Jack London: When Socialism Was Racist

It is difficult to recall in our era of Bernie Saunders that once upon a time socialism was macho, even racist. Writer Jack London, born 140 years ago this week, typified what would today be condemned by leftists as “political incorrectness.”

Economically, London would have been more palatable to today’s left. He championed workers’ rights, even their right to overthrow what he saw as corruption powered by representative government. Instead, he favored “people power,” in which the worker class, having overthrown representative government, abolished such things as child labor, class exploitation, and war for profits.

London made these hopes known in his novel of class warfare, the dystopian Iron Heel (1908). Called by George Orwell the best prediction of fascism in political literature, this novel depicted the rise of an oligarchy composed of robber barons, who, threatened by the rise of socialism in Europe and a budding labor movement at home, take over the government. To ensure their power they reduce farmers down to serf level and destroy small business.

The novel does, in many ways, prefigure the Third Reich. What is left of the labor movement are bribed with higher wages into working in the steel and rail industries, the raw materials needed by the regime for war. The army, called Mercenaries, are owned by the government.

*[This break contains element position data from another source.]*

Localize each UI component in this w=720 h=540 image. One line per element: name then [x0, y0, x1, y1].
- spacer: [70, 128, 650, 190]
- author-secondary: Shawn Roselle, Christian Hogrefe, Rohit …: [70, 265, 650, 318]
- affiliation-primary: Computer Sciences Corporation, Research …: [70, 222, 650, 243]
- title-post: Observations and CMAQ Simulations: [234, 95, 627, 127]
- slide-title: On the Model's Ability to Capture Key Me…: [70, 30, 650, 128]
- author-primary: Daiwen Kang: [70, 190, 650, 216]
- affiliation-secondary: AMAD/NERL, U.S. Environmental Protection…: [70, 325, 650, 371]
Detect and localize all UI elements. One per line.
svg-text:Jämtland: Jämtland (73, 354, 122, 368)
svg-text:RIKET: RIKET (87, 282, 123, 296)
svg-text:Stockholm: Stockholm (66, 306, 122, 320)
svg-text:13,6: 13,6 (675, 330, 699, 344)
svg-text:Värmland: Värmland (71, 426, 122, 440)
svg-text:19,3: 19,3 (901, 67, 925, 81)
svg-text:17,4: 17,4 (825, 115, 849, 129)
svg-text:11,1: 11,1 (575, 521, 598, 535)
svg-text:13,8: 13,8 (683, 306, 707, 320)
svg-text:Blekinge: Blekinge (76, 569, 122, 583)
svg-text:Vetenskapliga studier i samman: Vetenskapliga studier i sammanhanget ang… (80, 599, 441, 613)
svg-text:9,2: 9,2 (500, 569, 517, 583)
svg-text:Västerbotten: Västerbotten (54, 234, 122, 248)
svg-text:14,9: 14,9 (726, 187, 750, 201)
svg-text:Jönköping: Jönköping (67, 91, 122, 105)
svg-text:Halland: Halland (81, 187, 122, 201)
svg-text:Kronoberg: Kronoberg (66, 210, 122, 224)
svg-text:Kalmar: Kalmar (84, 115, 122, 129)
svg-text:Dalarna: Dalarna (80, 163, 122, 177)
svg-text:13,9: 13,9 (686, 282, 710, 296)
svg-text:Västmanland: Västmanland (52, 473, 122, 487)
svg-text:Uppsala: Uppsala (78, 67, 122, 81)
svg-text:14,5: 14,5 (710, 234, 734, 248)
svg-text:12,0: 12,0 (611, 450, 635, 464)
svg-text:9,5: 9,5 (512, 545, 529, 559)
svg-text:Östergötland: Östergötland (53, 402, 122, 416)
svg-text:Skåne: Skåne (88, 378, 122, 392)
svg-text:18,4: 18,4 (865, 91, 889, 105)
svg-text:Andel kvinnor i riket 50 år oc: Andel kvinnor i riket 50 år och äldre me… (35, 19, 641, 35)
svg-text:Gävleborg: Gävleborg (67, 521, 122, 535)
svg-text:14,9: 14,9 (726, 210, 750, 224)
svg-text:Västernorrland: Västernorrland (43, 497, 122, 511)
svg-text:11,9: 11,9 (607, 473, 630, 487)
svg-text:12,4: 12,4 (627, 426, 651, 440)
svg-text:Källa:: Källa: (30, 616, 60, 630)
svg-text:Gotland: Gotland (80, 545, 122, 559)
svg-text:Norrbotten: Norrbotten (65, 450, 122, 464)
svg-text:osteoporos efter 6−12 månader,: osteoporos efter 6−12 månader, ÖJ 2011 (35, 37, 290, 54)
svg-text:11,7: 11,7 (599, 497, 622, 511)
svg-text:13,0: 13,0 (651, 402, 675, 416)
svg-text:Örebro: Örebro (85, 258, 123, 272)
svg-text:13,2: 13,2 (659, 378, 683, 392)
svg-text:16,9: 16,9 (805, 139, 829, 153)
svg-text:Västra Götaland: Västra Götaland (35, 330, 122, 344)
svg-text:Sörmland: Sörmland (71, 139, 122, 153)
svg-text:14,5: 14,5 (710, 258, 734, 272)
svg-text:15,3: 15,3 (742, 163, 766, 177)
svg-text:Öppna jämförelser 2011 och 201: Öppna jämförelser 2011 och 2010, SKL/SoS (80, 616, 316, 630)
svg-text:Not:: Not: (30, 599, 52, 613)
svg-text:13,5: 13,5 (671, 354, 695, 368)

But, by example, London himself prefigured fascism. Proclaiming himself a “white man” first and socialist second, he championed a race war between whites and lesser breeds:

“The history of civilization is a history of wandering—a wandering, sword in hand, of strong breeds, clearing away and hewing down the weak and less fit,”

Included in his list of racial inferiors was the Chinese. Such was his belief in the threat of this race who was bent on enslaving the world that London supported biological warfare against the Chinese.

A noted philanderer, London also had a blind side to the plight of women. Rather than denounce prostitution as the exploitation of women, he supported it, calling a needed salve to the male working class.

Say what you will about London, unlike many then and now his views were his own, independently arrived at through experience rather than regurgitation of ideas from Marx. Born to a working class family, London spent much of his childhood working in a factory. London quickly became aware that mere individualism was not sufficient in a cruel world; one of the more blatant contributing factors to this was his being gang-raped in prison. London may also have been activated by his inability to attend the University of California, which, despite his passing the entrance exams, was denied him because he couldn’t pay for tuition.

London turned toward adventuring in the Klondike Gold Rush, and it was here that he simultaneously moved toward socialism and Social Darwinism. He witnessed how greed warped the individual while at the same time admiring the triumphant strength of the miners.

In many ways, Orwell was right about London having a fascist streak. By his example and prophecy we see how much the Nazis, long attacked by the left as anti-socialist, was in fact, a racist version of it.

Ron Capshaw is a Senior Contributor to The Liberty Conservative from Midlothian, Va. His work has appeared in National Review, The Weekly Standard, and the American Spectator.

1 Comment

  1. This article is inconsistent and simply incorrect in areas (i.e. “gang-raped in prison”). How does the final paragraph reconcile with the rest of the article? And where is the evidence of early 20th-century socialism being inherently racist simply because London was both a socialist and a racist? And where is the mention of London’s slow move away from racism as he grew older, writing some fine anti-imperialist South Seas and Mexican Revolution stories? London without a doubt had racist views even when he died unexpectedly at 40, but to ignore the aforementioned questions and publish this anyway is simply reckless.